Debug log was activated in the script and here’s what I see using strace:

root@turris:~# strace -f -p 30412 -s 1000 -r 2>&1 | head -15
Process 30412 attached
     0.000000 clock_gettime(CLOCK_REALTIME, {1541750154, 299292050}) = 0
     0.005554 getpid()                  = 30412
     0.000347 write(2, "DEBUG:root:trying:\n", 19) = 19
     0.000277 clock_gettime(CLOCK_REALTIME, {1541750154, 300289038}) = 0
     0.000300 getpid()                  = 30412
     0.000197 write(2, "DEBUG:root:(340605, 1541149898.1838369, 1541149898.1838369, 0, 'xx:xx:xx:xx:xx:xx', 'XX.XX.XX.XX', 55368, 'XX.XX.XX.XX', 80, 'TCP', '?', 206, 74, None)\n", 152) = 152
     0.002478 clock_gettime(CLOCK_REALTIME, {1541750154, 303263080}) = 0
     0.000224 getpid()                  = 30412
     0.000255 write(2, "DEBUG:root:merging with:\n", 25) = 25
     0.000227 clock_gettime(CLOCK_REALTIME, {1541750154, 303967008}) = 0
     0.000272 getpid()                  = 30412
     0.000172 write(2, "DEBUG:root:(340672, 1541149923.1871469, 1541149923.1871469, 0, 'xx:xx:xx:xx:xx:xx', 'XX.XX.XX.XX', 36108, 'XX.XX.XX.XX', 80, 'TCP', '?', 206, 74, None)\n", 152) = 152
     0.000392 clock_gettime(CLOCK_REALTIME, {1541750154, 304799585}) = 0
     0.000168 getpid()                  = 30412
root@turris:~#

The current size of the archive pakon database looks pretty big:

root@turris:~# du -sh /srv/pakon/pakon-archive.db
490.9M  /srv/pakon/pakon-archive.db
root@turris:~# du -sh /tmp/lib/pakon.db 
1.2M    /tmp/lib/pakon.db
root@turris:~# 

Hope this helps!


#16

Thanks for the report!

This looks like the archivation takes too long when the database grows too much. I’m just looking into it and thinking how to improve it, hopefully I’ll find a solution and we will release it soon.


#17

If you still haven’t deleted the database, could you please try sqlite3 /srv/pakon/pakon-archive.db "select details,count(*) from traffic group by details". I’m just wondering how many records are in the database…


#18

Yeah, sure, it is pretty big.

root@turris:~# sqlite3 /srv/pakon/pakon-archive.db "select details,count(*) from traffic group by details"
0|4309608
1|1411
3|410
root@turris:~# 

And by the way, here’s the number of records from a copy of /tmp/lib/pakon.db done after the disk full.

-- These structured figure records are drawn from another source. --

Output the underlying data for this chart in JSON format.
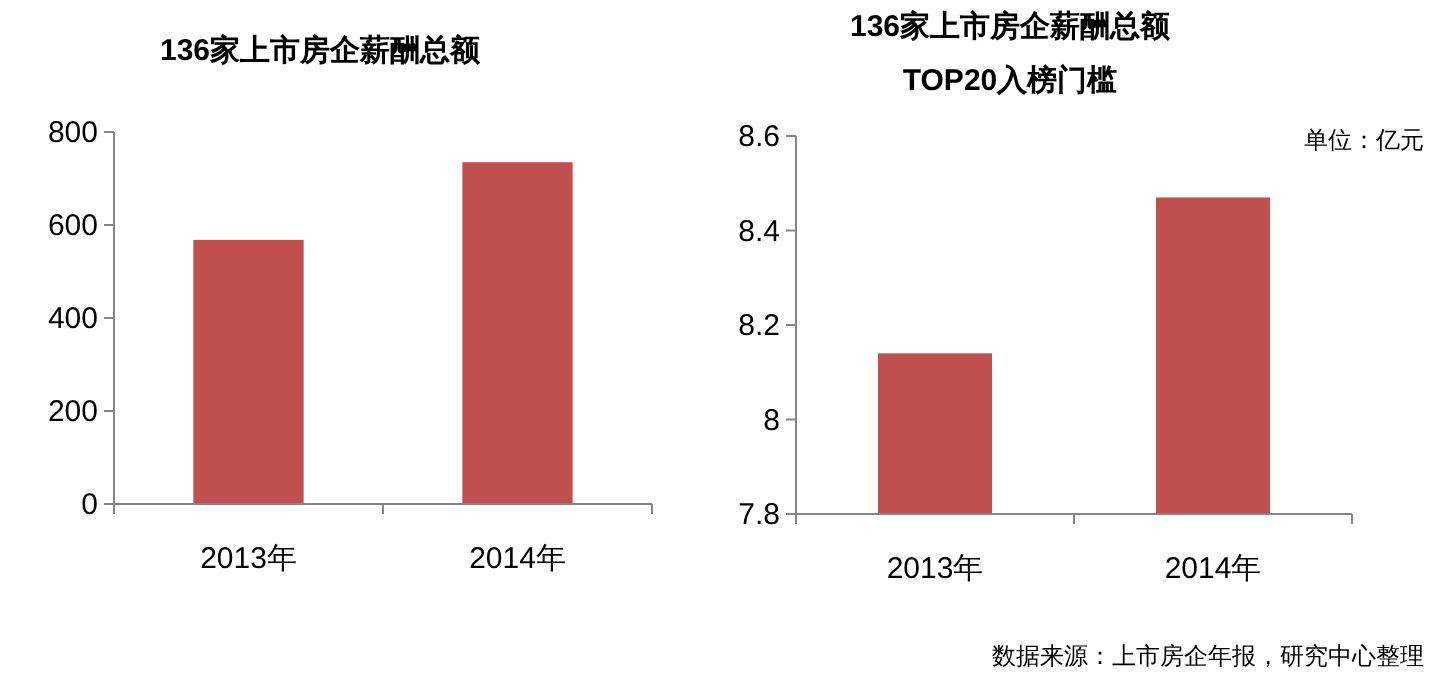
{
  "chart_data": [
    {
      "type": "bar",
      "title": "136家上市房企薪酬总额",
      "categories": [
        "2013年",
        "2014年"
      ],
      "series": [
        {
          "color": "#c0504d",
          "values": [
            568,
            735
          ]
        }
      ],
      "ylim": [
        0,
        800
      ],
      "yticks": [
        0,
        200,
        400,
        600,
        800
      ],
      "grid": false
    },
    {
      "type": "bar",
      "title": "136家上市房企薪酬总额\nTOP20入榜门槛",
      "categories": [
        "2013年",
        "2014年"
      ],
      "series": [
        {
          "color": "#c0504d",
          "values": [
            8.14,
            8.47
          ]
        }
      ],
      "ylim": [
        7.8,
        8.6
      ],
      "yticks": [
        7.8,
        8,
        8.2,
        8.4,
        8.6
      ],
      "grid": false,
      "annotations": [
        "单位：亿元",
        "数据来源：上市房企年报，研究中心整理"
      ]
    }
  ]
}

root@turris:~# sqlite3 /srv/pakon/pakon.db "select count(*) from traffic;"
8553273

#19

Please how can I reset/delete all Pakon history and Device detection remembered devices? I tried delete whole pakon folder (/srv/pakon/) and then reboot the router but it still remembers all the history data.


#20

same problem here, /tmp/lib/pakon.db is filling up /tmp, crashing foris… Is there a way to disable this ?

pakon.db is mostfly filled with connections to hubic or amazon s3 from my synology. I don’t know why it’s doing so much noises.